Today’s sparse Eurozone data has not been supportive for the common currency, although weakness in the US Dollar has kept the EUR USD afloat in the region of its nine-month high.
Italian consumer and business confidence figures have both disappointed forecasts, showing weakening sentiment amongst households and the private sector.
While consumer confidence was expected to weaken from 107.4 to 107.3, the index for May instead fell to 105.4.
Meanwhile, business confidence had been predicted to rise from 107.7 to 108, but it instead weakened to 106.9.
Meanwhile markets are also unsettled thanks to today’s G7 summit, in which US President Donald Trump will meet with the leaders of Canada, France, Germany, Italy, Japan and the UK.
Two key issues are likely to be climate change and trade, with markets particularly interested to see what discussions are held regarding the latter.

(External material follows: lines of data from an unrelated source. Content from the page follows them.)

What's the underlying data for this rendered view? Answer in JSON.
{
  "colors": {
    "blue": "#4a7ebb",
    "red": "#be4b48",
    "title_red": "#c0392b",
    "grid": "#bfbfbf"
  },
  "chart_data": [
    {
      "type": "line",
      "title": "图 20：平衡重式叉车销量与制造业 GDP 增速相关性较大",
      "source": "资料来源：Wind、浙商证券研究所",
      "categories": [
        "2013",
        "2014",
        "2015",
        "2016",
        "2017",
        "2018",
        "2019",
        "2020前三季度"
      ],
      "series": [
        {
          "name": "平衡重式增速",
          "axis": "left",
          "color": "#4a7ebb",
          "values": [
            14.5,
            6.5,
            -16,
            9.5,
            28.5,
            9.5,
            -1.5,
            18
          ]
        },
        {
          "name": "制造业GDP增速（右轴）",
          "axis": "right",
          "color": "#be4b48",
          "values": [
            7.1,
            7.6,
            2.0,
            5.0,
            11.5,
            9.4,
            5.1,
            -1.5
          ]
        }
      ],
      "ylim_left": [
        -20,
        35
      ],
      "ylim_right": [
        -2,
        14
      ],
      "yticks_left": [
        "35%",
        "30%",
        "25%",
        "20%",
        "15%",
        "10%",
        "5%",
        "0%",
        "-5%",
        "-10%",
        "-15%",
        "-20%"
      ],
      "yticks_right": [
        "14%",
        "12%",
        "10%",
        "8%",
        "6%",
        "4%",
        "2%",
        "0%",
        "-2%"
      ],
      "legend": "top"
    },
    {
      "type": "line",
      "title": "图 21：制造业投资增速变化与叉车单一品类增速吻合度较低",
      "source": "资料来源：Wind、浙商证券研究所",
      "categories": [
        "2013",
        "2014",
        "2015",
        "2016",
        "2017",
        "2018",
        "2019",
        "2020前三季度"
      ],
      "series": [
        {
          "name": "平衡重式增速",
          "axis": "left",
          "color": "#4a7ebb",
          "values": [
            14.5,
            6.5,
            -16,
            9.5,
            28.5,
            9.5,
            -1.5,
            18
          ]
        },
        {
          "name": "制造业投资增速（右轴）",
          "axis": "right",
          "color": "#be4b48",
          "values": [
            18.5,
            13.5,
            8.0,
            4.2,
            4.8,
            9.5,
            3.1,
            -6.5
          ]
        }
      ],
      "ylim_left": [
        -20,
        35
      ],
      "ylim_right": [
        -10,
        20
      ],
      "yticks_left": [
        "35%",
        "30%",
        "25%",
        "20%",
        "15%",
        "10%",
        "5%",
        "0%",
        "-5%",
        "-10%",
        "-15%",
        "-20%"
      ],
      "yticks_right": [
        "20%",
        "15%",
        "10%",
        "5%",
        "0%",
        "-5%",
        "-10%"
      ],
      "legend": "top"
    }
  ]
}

Donald Trump was fiercely anti-trade during his election campaign and, upon his inauguration, instantly set about withdrawing from the Trans-Pacific Partnership (TPP).
He also came close to withdrawing from the North American Free Trade Agreement (NAFTA) between the US, Canada and Mexico, before declaring at the last minute that he would instead seek to renegotiate.
However, in other areas, his attitude has softened – such as U-turning on his promise to label China a ‘currency manipulator’ – and so markets are waiting to see what the President has to say about trade when faced with the leaders of the other G7 members.
But White House economic advisor Gary Cohn has attempted to defuse tensions regarding trade, claiming;
‘What the president means by free and open is, we will treat you the way you treat us, meaning if you don’t have barriers to trade or you don’t have tariffs, we won’t have tariffs.’
Investors are additionally on hold thanks to the approach of headline US data this afternoon, which could alter the odds of the Federal Reserve hiking interest rates next month.
While stating in the recent meeting minutes that it would ‘soon be appropriate’ to hike interest rates again, the Federal Open Market Committee did stipulate that data would need to continue printing in line with expectations.
Therefore, should today’s GDP, GDP price index and durable goods orders figures all disappoint to the downside, this could cause strong expectations of a rate hike to wobble.